In the last year, 20 reality shows about dating and relationships aired across South Korea, sparking national conversation. But can these programmes help the country face up to its sceptical dating culture?
Statistics show a 23% decrease in newly married couples in the past 5 years, with South Korea having the world’s lowest fertility rate. A survey by the Korea Population, Health and Welfare Association shared that two-thirds of young singles were not in a relationship, with a significant portion of that group having no desire to start one.
Despite this, the country has seen an increase in shows related to dating. These include shows that put singles together, but also reality programmes about couples who refuse to get married, LGBTQ relationships, and divorced singles getting back into the dating game.
The head producer of a show about unmarried couples who live together, explained that it isn’t supposed to encourage couples to remain unmarried. Rather, it is a method of sparking debate across Korean society.

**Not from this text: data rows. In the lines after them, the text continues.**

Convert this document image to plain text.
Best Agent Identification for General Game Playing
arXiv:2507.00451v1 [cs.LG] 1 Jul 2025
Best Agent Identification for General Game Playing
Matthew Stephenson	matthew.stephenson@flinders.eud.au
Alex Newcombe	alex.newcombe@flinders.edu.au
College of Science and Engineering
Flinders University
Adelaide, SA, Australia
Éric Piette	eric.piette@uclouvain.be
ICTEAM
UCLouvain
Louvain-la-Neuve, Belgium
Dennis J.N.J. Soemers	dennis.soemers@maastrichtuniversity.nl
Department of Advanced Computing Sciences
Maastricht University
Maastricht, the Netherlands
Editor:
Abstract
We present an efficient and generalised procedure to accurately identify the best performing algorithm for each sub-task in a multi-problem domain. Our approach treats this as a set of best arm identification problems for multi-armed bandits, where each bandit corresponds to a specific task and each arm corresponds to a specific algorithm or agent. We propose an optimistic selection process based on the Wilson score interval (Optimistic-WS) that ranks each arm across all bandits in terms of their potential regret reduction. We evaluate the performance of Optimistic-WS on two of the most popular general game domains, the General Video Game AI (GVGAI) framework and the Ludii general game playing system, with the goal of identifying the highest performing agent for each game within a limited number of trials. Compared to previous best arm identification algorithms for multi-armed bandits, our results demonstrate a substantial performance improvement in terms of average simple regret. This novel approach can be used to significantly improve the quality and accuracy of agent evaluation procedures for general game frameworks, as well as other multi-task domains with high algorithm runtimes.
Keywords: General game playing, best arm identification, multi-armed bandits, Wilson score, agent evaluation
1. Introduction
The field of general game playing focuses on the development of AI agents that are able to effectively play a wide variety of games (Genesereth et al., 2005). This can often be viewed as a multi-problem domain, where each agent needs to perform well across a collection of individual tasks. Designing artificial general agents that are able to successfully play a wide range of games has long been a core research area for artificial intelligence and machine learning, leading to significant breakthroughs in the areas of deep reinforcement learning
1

This represents a shift in Korean culture, with people becoming more accepting of different types of relationships. Lim Myung-ho, a psychology professor at Dankook University, told the Japan Times that this is a step in the right direction.
“The government and society really need to make efforts to foster a more positive attitude towards dating and marriage and these reality programs can help with that”, the professor shared.
While national conversations are good, they don’t yet address the causes of relationship dissatisfaction, which are seen to be the country’s gender inequality and how expensive it is to raise children.